Mineiro, que esteve nos bastidores da Assembleia da República entre 2015 e 2018, para fazer uma etnografia parlamentar, ouviu este desabafo de um chefe de gabinete de uma das bancadas. “Isto é a elite, não é? É a elite política e social. É óbvio que essa imagem se está a desgastar bastante na sociedade. Algum dia isto tem de levar uma adaptação porque qualquer dia ninguém respeita ninguém aqui. A única coisa que [os deputados] têm a mais que as outras é que foram colocados numa lista e que alguém votou nelas. É a elite. Neste país em que toda a gente se trata por doutores e engenheiros, dá muita importância a que a sua elite seja uma elite com conhecimentos, nomeadamente com conhecimentos mais técnicos. E cada vez mais isso vai estreitando [o Parlamento], ao ponto, de facto, de não teres aqui nenhuma margem para pessoas que não tenham conhecimentos técnicos, que não têm determinado tipo de comportamento social. É muito difícil ter pessoas do povo aqui”.

O “povo”, essa entidade abstracta fundacional para a ideia de democracia, desapareceu das bancadas parlamentares, onde apenas se sentou brevemente após a euforia da revolução do 25 de Abril, numa época em que quase todos os partidos eleitos se afirmavam marxistas e as baixas qualificações da população abriam a porta a que se fossem buscar mesmo os que não tinham uma educação formal.

O aumento das qualificações ajudará por certo a explicar esta mudança de perfil dos deputados, mas não explica a ainda tão reduzida presença de pessoas não brancas ou até de mulheres, que apesar de ter vindo a aumentar devido às leis da paridade (eram 6% em 1980, 20% em 2002 e 34% em 2015) continua a não reflectir a composição da sociedade portuguesa.

O triunfo da tecnocracia

A transformação da política num assunto técnico não pode, penso eu, ser desligada de um triunfo da tecnocracia. Ou seja, de uma tentativa de afastar o cidadão comum da intervenção política, reservando-a para os que serão supostamente mais formados para intervir e que quase sempre acabam por cristalizar um sentido político que privilegia os interesses de uns poucos contra os da maioria.

A democracia é perigosa.

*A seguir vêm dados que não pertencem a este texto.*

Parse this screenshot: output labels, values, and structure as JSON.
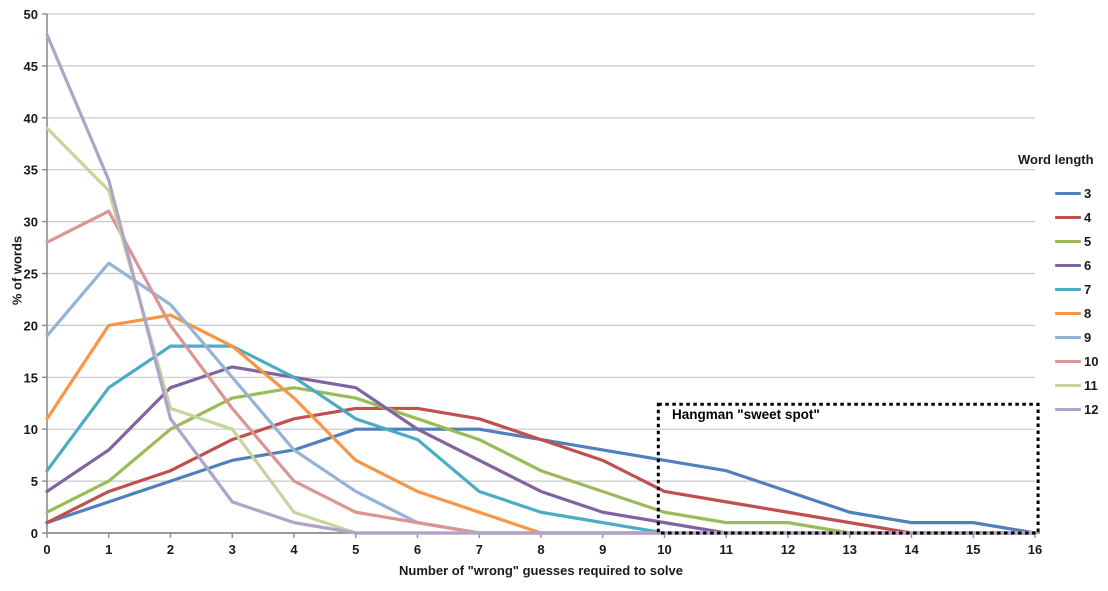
{
  "chart_data": {
    "type": "line",
    "title": "",
    "xlabel": "Number of \"wrong\" guesses required to solve",
    "ylabel": "% of words",
    "legend_title": "Word length",
    "legend_position": "right",
    "grid": "horizontal-only",
    "background": "#ffffff",
    "gridline_color": "#c9c9c9",
    "axis_color": "#8c8c8c",
    "text_color": "#1a1a1a",
    "xlim": [
      0,
      16
    ],
    "ylim": [
      0,
      50
    ],
    "xtick_step": 1,
    "ytick_step": 5,
    "x": [
      0,
      1,
      2,
      3,
      4,
      5,
      6,
      7,
      8,
      9,
      10,
      11,
      12,
      13,
      14,
      15,
      16
    ],
    "series": [
      {
        "name": "3",
        "color": "#4F81BD",
        "values": [
          1,
          3,
          5,
          7,
          8,
          10,
          10,
          10,
          9,
          8,
          7,
          6,
          4,
          2,
          1,
          1,
          0
        ]
      },
      {
        "name": "4",
        "color": "#C0504D",
        "values": [
          1,
          4,
          6,
          9,
          11,
          12,
          12,
          11,
          9,
          7,
          4,
          3,
          2,
          1,
          0,
          0,
          0
        ]
      },
      {
        "name": "5",
        "color": "#9BBB59",
        "values": [
          2,
          5,
          10,
          13,
          14,
          13,
          11,
          9,
          6,
          4,
          2,
          1,
          1,
          0,
          0,
          0,
          0
        ]
      },
      {
        "name": "6",
        "color": "#8064A2",
        "values": [
          4,
          8,
          14,
          16,
          15,
          14,
          10,
          7,
          4,
          2,
          1,
          0,
          0,
          0,
          0,
          0,
          0
        ]
      },
      {
        "name": "7",
        "color": "#4BACC6",
        "values": [
          6,
          14,
          18,
          18,
          15,
          11,
          9,
          4,
          2,
          1,
          0,
          0,
          0,
          0,
          0,
          0,
          0
        ]
      },
      {
        "name": "8",
        "color": "#F79646",
        "values": [
          11,
          20,
          21,
          18,
          13,
          7,
          4,
          2,
          0,
          0,
          0,
          0,
          0,
          0,
          0,
          0,
          0
        ]
      },
      {
        "name": "9",
        "color": "#95B3D7",
        "values": [
          19,
          26,
          22,
          15,
          8,
          4,
          1,
          0,
          0,
          0,
          0,
          0,
          0,
          0,
          0,
          0,
          0
        ]
      },
      {
        "name": "10",
        "color": "#D99694",
        "values": [
          28,
          31,
          20,
          12,
          5,
          2,
          1,
          0,
          0,
          0,
          0,
          0,
          0,
          0,
          0,
          0,
          0
        ]
      },
      {
        "name": "11",
        "color": "#C3D69B",
        "values": [
          39,
          33,
          12,
          10,
          2,
          0,
          0,
          0,
          0,
          0,
          0,
          0,
          0,
          0,
          0,
          0,
          0
        ]
      },
      {
        "name": "12",
        "color": "#B3A2C7",
        "values": [
          48,
          34,
          11,
          3,
          1,
          0,
          0,
          0,
          0,
          0,
          0,
          0,
          0,
          0,
          0,
          0,
          0
        ]
      }
    ],
    "annotation": {
      "text": "Hangman \"sweet spot\"",
      "style": "dotted-box",
      "box_color": "#000000",
      "x_range": [
        9.9,
        16.05
      ],
      "y_range": [
        0,
        12.4
      ]
    }
  }
}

As escolhas da maioria podem pôr em perigo os privilégios de uma elite. A democracia é conflituosa. Ela implica que não há apenas uma visão possível do mundo e que todos se sentem no direito de fazer exigências. A democracia dá trabalho. Ela não é uma ditadura da maioria, tem de ser construída sobre bases legais que preservem os direitos das minorias, e implica um trabalho de aproximação e consensos.

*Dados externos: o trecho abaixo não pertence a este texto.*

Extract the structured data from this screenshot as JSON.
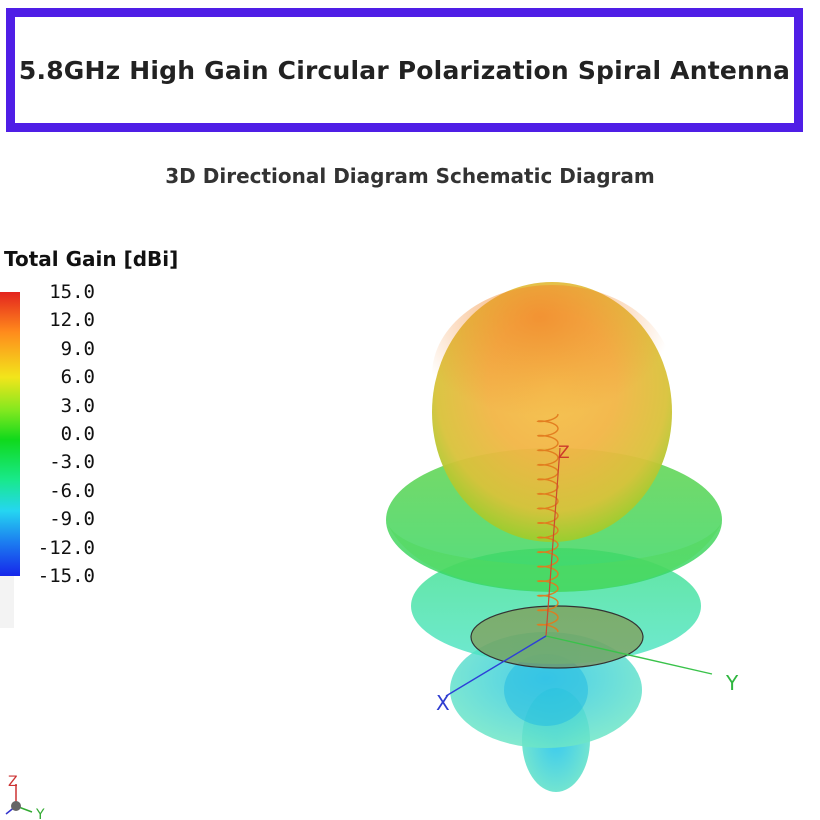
{
  "title": "5.8GHz High Gain Circular Polarization Spiral Antenna",
  "subtitle": "3D Directional Diagram Schematic Diagram",
  "legend": {
    "title": "Total Gain [dBi]",
    "ticks": [
      "15.0",
      "12.0",
      "9.0",
      "6.0",
      "3.0",
      "0.0",
      "-3.0",
      "-6.0",
      "-9.0",
      "-12.0",
      "-15.0"
    ]
  },
  "axes": {
    "x": "X",
    "y": "Y",
    "z": "Z"
  },
  "colors": {
    "border": "#4f1ee6",
    "max": "#e3241e",
    "min": "#1626ea"
  }
}
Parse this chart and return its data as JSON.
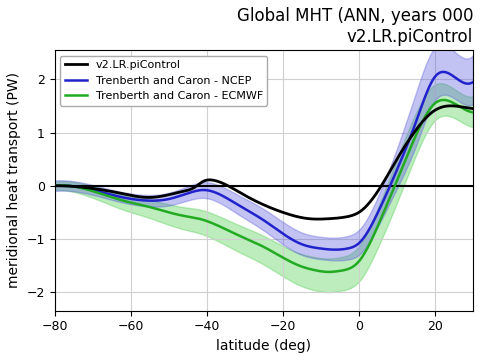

A tecnocracia tem sido uma forma usada pelo neoliberalismo para afastar as massas da intervenção política e preservar um certo status quo, criando um cordão sanitário em torno de alguns privilégios, sob a ideia de que “não há alternativa”. Mais: de que a economia (pilar essencial da política) obedece a leis naturais, apolíticas e incontestáveis.

“Quando os termos básicos da vida económica são vistos como a factos inalteráveis da natureza, então, o âmbito do autogoverno fica radicalmente limitado. A política é reduzida à condição de se vergar à necessidade (…). Quando a política é principalmente uma adaptação aos imperativos fixos da vida económica, torna-se numa actividade mais adequada aos especialistas e tecnocratas do que aos cidadãos democráticos”, avisa o filósofo americano Michael Sandel em O Descontentamento da Democracia.

O economista João Rodrigues explica, no livro O neoliberalismo não é um slogan, como a construção europeia foi de alguma forma uma maneira de as elites se protegerem da ameaça das exigências democráticas do povo. “Desconfiados das massas e dos efeitos potencialmente totalitários da sua entrada irrestrita na política nacional, a integração europeia foi desde o início pensada (…) como ‘uma forma de colocar barreiras às democracias nacionais através de instituições não eleitas’”. Instituições como o Banco Central Europeu, fruto de uma decisão política mas não democraticamente eleito, têm hoje um peso muito mais determinante nas nossas vidas colectivas do que os governos que elegemos.

Esta limitação do poder dos votos transforma-se na “impotência democrática” de que fala o politólogo espanhol Ignacio Sánchez-Cuenca em La Impotencia Democrática e que se consubstancia no trilema apresentado por Dani Rodrik sobre a impossibilidade de existirem em simultâneo globalização, soberania nacional e democracia.

Esta análise é interessante porque desloca a discussão sobre a ameaça à democracia dos perigos da tecnologia para a economia. Por muito que os dispositivos tecnológicos exerçam influência sobre os regimes políticos (e os riscos das fake news são ilustrativos disso), é o sistema económico que acaba por condicionar os usos da tecnologia.

A shareholder democracy

De resto, a própria economia tenta usar a forma democrática para se legitimar e não apenas nos sistemas políticos. Uma das maiores e mais poderosas empresas de fundos de investimento a nível mundial, a Black Rock, lançou um programa chamado Voting Choice, que faz com que os investidores possam votar para escolher as áreas em que os fundos em que participam devem ou não investir. 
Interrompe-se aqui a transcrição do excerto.